The Information Commissioner’s Office (ICO) has been caught trying to “bury” a negative news story.
Internal emails at the ICO, the transparency and Freedom of Information (FoI) watchdog, show that staff discussed delaying the publication of a story to “a day when it looks like a busy news day”.
The emails were related to the outcome of a complaint made by privacy group, Privacy International against the CCTV website Internet Eyes.
The ICO found Internet Eyes in breach the Data Protection Act, and made it sign an undertaking in June to address the privacy concerns raised. However, Privacy International was unhappy with what it felt was a weak response from the ICO, and made a FoI request for all of the internal emails related to the decision.
The emails showed that staff anticipated a negative reaction to the story, and David Smith, deputy commissioner and director of data protection, was advised to “bury” the news.
“It has occurred to us that the ICO may not wish this release [the Internet Eyes undertaking] to stand out from the crowd – maybe it would be better to send the letter today and publish Wednesday or Thursday this week to ‘bury’ it among others?” lead case officer Diane Slater wrote in one email dated 7 June.
ICO press officer Kirsty McCaskill, agreed: “Yes, we would ideally not want this to attract much publicity but as Privacy International is the complainant this is no easy task.
“Will do our best to try to pick a day when it looks like a busy news day out there but – as you’ll appreciate – this is difficult to predict.”
Meanwhile, another email reveals that some ICO staff were wary of the discussion taking place.
“On a general point of caution, I think it is possible that we will get FOIA requests for our deliberations on this issue extending to the decisions surrounding timing of publication and which may include information not subject to FoIA exemptions.

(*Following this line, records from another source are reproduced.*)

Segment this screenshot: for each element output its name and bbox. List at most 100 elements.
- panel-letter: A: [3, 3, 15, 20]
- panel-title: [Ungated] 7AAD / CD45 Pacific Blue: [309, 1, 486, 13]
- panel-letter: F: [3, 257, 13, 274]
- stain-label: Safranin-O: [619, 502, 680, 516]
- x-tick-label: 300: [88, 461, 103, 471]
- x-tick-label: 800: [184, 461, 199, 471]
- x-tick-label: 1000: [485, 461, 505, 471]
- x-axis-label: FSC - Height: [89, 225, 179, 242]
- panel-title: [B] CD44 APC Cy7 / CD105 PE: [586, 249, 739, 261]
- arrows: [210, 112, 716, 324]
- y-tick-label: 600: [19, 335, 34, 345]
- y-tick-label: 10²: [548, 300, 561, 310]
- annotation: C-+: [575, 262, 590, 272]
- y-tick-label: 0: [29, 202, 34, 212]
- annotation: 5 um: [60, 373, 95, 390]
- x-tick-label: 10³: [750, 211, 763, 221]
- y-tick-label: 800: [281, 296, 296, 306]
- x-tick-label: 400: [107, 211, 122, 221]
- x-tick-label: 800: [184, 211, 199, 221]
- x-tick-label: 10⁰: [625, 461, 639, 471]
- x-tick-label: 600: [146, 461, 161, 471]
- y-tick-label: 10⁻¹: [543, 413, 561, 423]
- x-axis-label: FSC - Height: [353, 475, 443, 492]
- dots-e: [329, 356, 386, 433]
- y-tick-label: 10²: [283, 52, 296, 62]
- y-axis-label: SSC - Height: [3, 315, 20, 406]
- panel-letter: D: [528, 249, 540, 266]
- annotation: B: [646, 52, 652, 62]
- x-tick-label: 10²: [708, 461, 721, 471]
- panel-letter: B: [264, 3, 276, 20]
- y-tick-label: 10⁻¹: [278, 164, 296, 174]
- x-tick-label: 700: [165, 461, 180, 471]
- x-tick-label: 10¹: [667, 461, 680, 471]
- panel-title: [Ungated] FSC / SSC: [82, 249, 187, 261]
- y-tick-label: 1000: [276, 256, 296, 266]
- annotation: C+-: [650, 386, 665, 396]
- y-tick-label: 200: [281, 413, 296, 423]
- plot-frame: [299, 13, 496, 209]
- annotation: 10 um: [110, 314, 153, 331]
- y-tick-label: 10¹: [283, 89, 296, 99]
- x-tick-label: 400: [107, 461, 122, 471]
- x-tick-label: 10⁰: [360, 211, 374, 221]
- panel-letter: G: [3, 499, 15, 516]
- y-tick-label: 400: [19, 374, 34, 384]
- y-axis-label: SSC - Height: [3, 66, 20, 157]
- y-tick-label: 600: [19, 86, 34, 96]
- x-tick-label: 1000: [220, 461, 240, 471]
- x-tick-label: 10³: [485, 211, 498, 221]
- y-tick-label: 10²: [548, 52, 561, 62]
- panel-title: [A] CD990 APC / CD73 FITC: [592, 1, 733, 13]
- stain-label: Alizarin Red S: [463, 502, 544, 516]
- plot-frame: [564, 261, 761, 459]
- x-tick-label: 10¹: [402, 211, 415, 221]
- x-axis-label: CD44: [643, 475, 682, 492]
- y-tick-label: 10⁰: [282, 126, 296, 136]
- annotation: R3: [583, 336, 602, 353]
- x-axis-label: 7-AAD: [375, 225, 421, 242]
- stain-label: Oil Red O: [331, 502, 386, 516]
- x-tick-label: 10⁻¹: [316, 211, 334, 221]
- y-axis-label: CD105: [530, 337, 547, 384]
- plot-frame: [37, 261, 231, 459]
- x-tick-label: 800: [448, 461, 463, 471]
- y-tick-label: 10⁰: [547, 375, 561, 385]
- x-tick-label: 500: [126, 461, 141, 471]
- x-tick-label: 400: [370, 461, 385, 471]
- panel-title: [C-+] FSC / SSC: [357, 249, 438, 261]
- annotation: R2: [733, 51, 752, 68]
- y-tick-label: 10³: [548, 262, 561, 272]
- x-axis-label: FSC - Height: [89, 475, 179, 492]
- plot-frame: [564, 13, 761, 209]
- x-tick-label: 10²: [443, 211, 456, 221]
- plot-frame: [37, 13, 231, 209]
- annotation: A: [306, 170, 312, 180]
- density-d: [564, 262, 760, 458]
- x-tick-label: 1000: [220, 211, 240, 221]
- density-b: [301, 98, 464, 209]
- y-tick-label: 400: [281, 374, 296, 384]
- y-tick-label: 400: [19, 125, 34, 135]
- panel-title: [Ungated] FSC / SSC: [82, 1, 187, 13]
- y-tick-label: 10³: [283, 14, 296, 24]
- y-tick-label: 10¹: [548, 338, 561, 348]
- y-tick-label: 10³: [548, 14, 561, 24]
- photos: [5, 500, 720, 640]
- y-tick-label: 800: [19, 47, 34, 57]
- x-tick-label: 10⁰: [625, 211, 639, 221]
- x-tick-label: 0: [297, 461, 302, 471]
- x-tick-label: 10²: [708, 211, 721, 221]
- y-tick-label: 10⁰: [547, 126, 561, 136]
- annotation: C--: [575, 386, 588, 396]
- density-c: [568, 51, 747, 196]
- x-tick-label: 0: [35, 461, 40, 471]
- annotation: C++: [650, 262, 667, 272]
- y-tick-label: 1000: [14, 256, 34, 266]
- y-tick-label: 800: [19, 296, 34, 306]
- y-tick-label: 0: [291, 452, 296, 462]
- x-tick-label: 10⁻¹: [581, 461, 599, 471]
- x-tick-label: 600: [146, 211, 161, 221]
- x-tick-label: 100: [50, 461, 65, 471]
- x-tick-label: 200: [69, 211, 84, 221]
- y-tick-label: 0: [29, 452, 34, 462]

I may be being over cautious here, but I think we all should bear that in mind when deciding on the language we use in our email traffic between us in case it is misconstrued and then misrepresented by any third parties,” Jonathan Bamford, head of strategic liaison, wrote.
However, Information Commissioner Christopher Graham said that the ICO acted with "complete integrity" in the matter of Internet Eyes.
“We published the results of our enquiry on 14 June with a full news release. Given the complainants’ long track record of media stunts misrepresenting the ICO’s actions, it is perhaps understandable that there was consideration of the presentational issues around the publication of the undertaking we had secured.”